Migrating view resolvers
  • By default there's a declaration of a site view resolver and admin view resolver declared in site/src/main/webapp/WEB-INF/applicationContext-servlet.xml and admin/src/main/webapp/WEB-INF/applicationContext-servlet-admin.xml respectively. These have been moved out as well into the Broadleaf Thymeleaf modules.
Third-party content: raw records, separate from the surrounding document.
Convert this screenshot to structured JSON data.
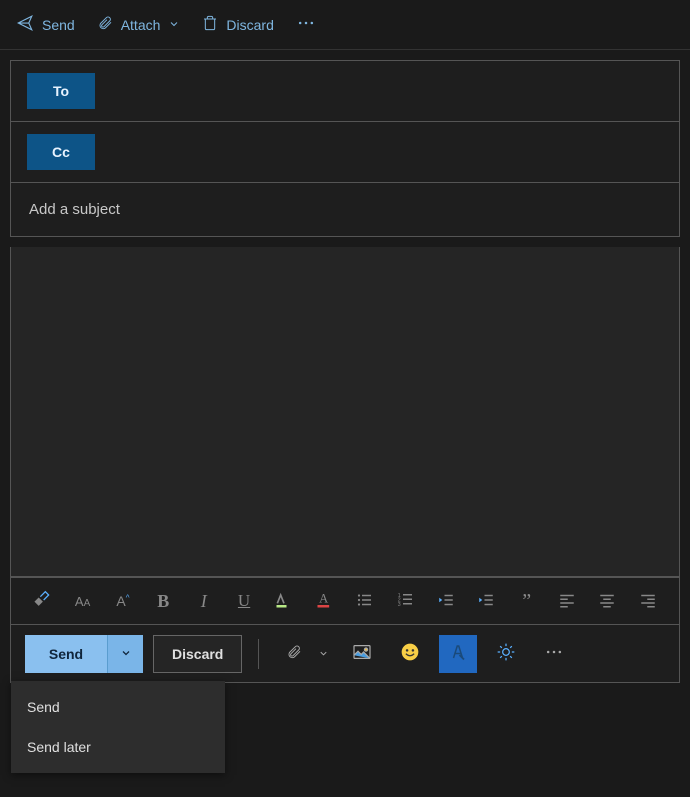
{
  "top": {
    "send": "Send",
    "attach": "Attach",
    "discard": "Discard"
  },
  "fields": {
    "to": "To",
    "cc": "Cc"
  },
  "subject_placeholder": "Add a subject",
  "bottom": {
    "send": "Send",
    "discard": "Discard"
  },
  "menu": {
    "send": "Send",
    "send_later": "Send later"
  },
  "icons": {
    "send_arrow": "send-icon",
    "paperclip": "paperclip-icon",
    "chevron_down": "chevron-down-icon",
    "trash": "trash-icon",
    "more": "more-icon",
    "format_painter": "format-painter-icon",
    "font": "font-icon",
    "font_size": "font-size-icon",
    "bold": "bold-icon",
    "italic": "italic-icon",
    "underline": "underline-icon",
    "highlight": "highlight-icon",
    "font_color": "font-color-icon",
    "bullets": "bullets-icon",
    "numbers": "numbers-icon",
    "outdent": "outdent-icon",
    "indent": "indent-icon",
    "quote": "quote-icon",
    "align_left": "align-left-icon",
    "align_center": "align-center-icon",
    "align_right": "align-right-icon",
    "image": "image-icon",
    "emoji": "emoji-icon",
    "editor": "editor-icon",
    "brightness": "brightness-icon"
  }
}
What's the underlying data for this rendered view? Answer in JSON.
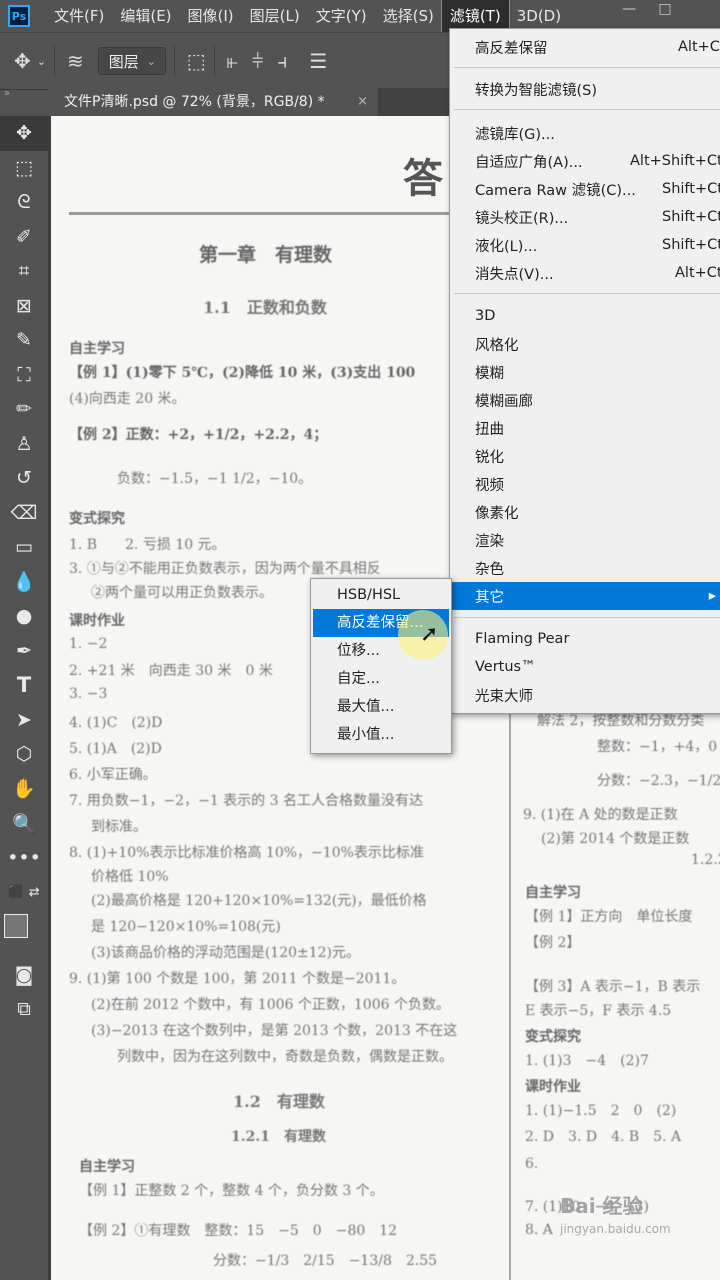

If the declarations for these look like this <bean class="org.broadleafcommerce.common.web.BroadleafThymeleafViewResolver"> <property name="templateEngine" ref="blWebTemplateEngine" /> <property name="order" value="1" /> <property name="cache" value="${thymeleaf.view.resolver.cache}" /> <property name="fullPageLayout" value="layout/fullPageLayout" /> <property name="characterEncoding" value="UTF-8" /> </bean> in site and like this <bean class="org.broadleafcommerce.common.web.BroadleafThymeleafViewResolver"> <property name="templateEngine" ref="blAdminWebTemplateEngine" /> <property name="order" value="1" /> <property name="cache" value="${thymeleaf.view.resolver.cache}" /> <property name="characterEncoding" value="UTF-8" /> <property name="fullPageLayout" value="layout/fullPageLayout" /> <property name="layoutMap"> <map> <entry key="login/" value="layout/loginLayout" /> <entry key="views/" value="NONE" /> <entry key="modules/modalContainer" value="NONE" /> </map> </property> </bean> in admin then the declarations can be removed. If there were changes then you simply need to add blThymeleafViewResolver as the id for the site resolver and blAdminThymeleafViewResolver as the id for the admin resolver.